I was not allowed to leave the Tamashauskas house, but I was growing and so was my curiosity about the outside world. Somehow I managed to get out of the house. I saw a horse and a German standing near it. I called, ‘horse, horse’ in Yiddish. Jadzia, on discovering that I had left the house, came running to fetch me. The German asked her, ‘How come the child knows German?’ Jadzia quickly recovered her calm and said, ‘My sister married a German, who was killed in battle and this is her child. It’s difficult for her to bring him up and so he lives here with me.’ The German treated me to a biscuit. The Tamashauskas family had a 12-year-old son called Vitas. Jadzja and Kazis taught Vitas to play hide-and-seek with me, telling me that I should hide in an enormous wooden box they had, if any stranger should come into the flat unexpectedly. Two months later Jadzia, without telling anyone took me to another village, to stay with a woman and her daughter.
She wrapped me up in a blanket and laid me down near the door of that woman’s house. It was raining hard at the time. I soon got wet and began to cry. The woman I was to stay with heard a noise outside the door and thought it was a cat meowing. She opened the door and carried a ‘parcel’ into her house. I was already 3 years old by that time. The Gestapo, however, came for me. I was a thin, fair-haired boy with blue eyes; nobody had ever imagined that I was Jewish. They had not even bothered, or maybe did not want, to take my trousers down to check whether I was circumcised. One of the neighbours, who came to the woman’s house, looked at me and pulled down my trousers, confirming that I was Jewish.

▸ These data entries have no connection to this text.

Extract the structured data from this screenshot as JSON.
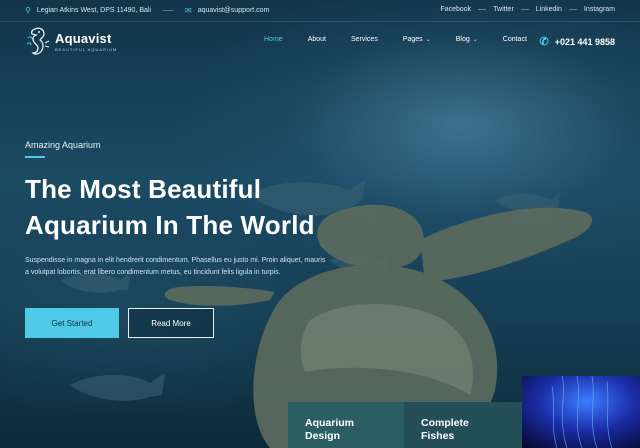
{
  "topbar": {
    "address": "Legian Atkins West, DPS 11490, Bali",
    "email": "aquavist@support.com",
    "socials": [
      "Facebook",
      "Twitter",
      "Linkedin",
      "Instagram"
    ],
    "icons": {
      "address": "map-pin-icon",
      "email": "envelope-icon"
    }
  },
  "logo": {
    "title": "Aquavist",
    "subtitle": "BEAUTIFUL AQUARIUM"
  },
  "nav": {
    "items": [
      {
        "label": "Home",
        "active": true,
        "dropdown": false
      },
      {
        "label": "About",
        "active": false,
        "dropdown": false
      },
      {
        "label": "Services",
        "active": false,
        "dropdown": false
      },
      {
        "label": "Pages",
        "active": false,
        "dropdown": true
      },
      {
        "label": "Blog",
        "active": false,
        "dropdown": true
      },
      {
        "label": "Contact",
        "active": false,
        "dropdown": false
      }
    ],
    "phone": "+021 441 9858",
    "phone_icon": "phone-icon"
  },
  "hero": {
    "eyebrow": "Amazing Aquarium",
    "headline_line1": "The Most Beautiful",
    "headline_line2": "Aquarium In The World",
    "description": "Suspendisse in magna in elit hendrerit condimentum. Phasellus eu justo mi. Proin aliquet, mauris a volutpat lobortis, erat libero condimentum metus, eu tincidunt felis ligula in turpis.",
    "primary_button": "Get Started",
    "secondary_button": "Read More"
  },
  "cards": [
    {
      "title_line1": "Aquarium",
      "title_line2": "Design"
    },
    {
      "title_line1": "Complete",
      "title_line2": "Fishes"
    }
  ],
  "colors": {
    "accent": "#4ec9e6",
    "card1": "#2b5e63",
    "card2": "#244f58"
  }
}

By now the Russian troops were not far from Kaunas and she said to the woman looking after me, ‘Keep the child. If the parents turn up they’ll give you good money for your pains.’
After liberation, a young man, Shmuel Peipert, who was released from the Red Army, took upon himself the task of looking for Jewish children living with Lithuanian families. He would travel around the local villages, talking to people and asking questions, which is how he came across me. He immediately told the woman that she should hand over her Jewish child to him. She refused: ‘Not for anything. I promised to give the child back only to his parents.’ When the woman went out of the house, Peipert grabbed hold of me and made off. He went with me to Panevezis, where Mother’s sister Sara, with her husband, Gershon Oshri, lived after they had returned from Siberia. Peipert turned to Sara, whom he already knew, and told her that he had found a Jewish child who was not well and needed looking after. However, Sara refused to take care of me, saying that she wanted first and foremost to find her sister’s child.
My father survived the Dachau camp. He learnt that Sara and Gershon were in Panevez.ys and informed Sara that his son had been living with the Tamashauskas family. Sara and her husband went to Kaunas, found the Tamashauskas family and asked where the child was. Jadzia said that she handed me over to a good family in a village, but then a Jew in army uniform came to their house and kidnapped the child. When asked to describe the child, Kazis brought out a tiny photograph and showed it to them. They looked at it and Sara realized who I was.
Gershon and Sara went to see Peipert in Panevezis, who, by this time, had placed me in an orphanage. Sara and Gershon rushed to the orphanage, where the director turned out to be a native of Rokishkes and had even been Sara’s classmate. He agreed to hand me over to Sara.
I began to grow used to Sara. I started understanding and speaking Yiddish again. I began calling Sara ‘Mama’ and Gershon ‘Papa’. It was not until 12 December 1945 that Mother eventually came back to Lithuania. Her cousin, Sara Shpak, who had been in hiding with a Lithuanian family, informed my mother that I was safe in Panevezis, and that my father had survived.
Mother then went to Panevezis. She arrived there late in the evening; it was dark and cold. She did not know where her sister lived. She just walked into a house chosen at random and asked, ‘Perhaps you know where Sara Oshri lives in this town’. The man, who was Jewish, led my mother to Sara’s house. When Sara, who was pregnant at the time, saw her sister, she fainted. In the flat Mother saw two children sitting at the table. She immediately recognized me and came running over to me. She took my hands and started kissing them. I began to cry and tried to pull my hands out of hers. ‘You’re not my Mama, make her go away, Mama’, I shouted. Next morning my mother began talking to me, giving me sweets and toys, which she had brought from Germany. I began to get used to her and gradually came to understand that she was my real ‘Mama’. I went on calling Sara ‘Mama’ and my mother ‘my real Mama’. Mother took me to Kaunas, told me about my father Leibe, and showed me his photographs. Almost every day we would go down to the station to meet my father. Yet, in August 1946, my father happened to turn up on one of the few days we were not at the station.
Normal life could begin once more. In Kaunas my brother was born. We all left for Israel in 1967. I married Sara Zaczepinksi, we have two sons. For thirty years until retirement in 1998 I worked in the Haifa Oil Refinery. After retirement I volunteered for the Israeli Police force.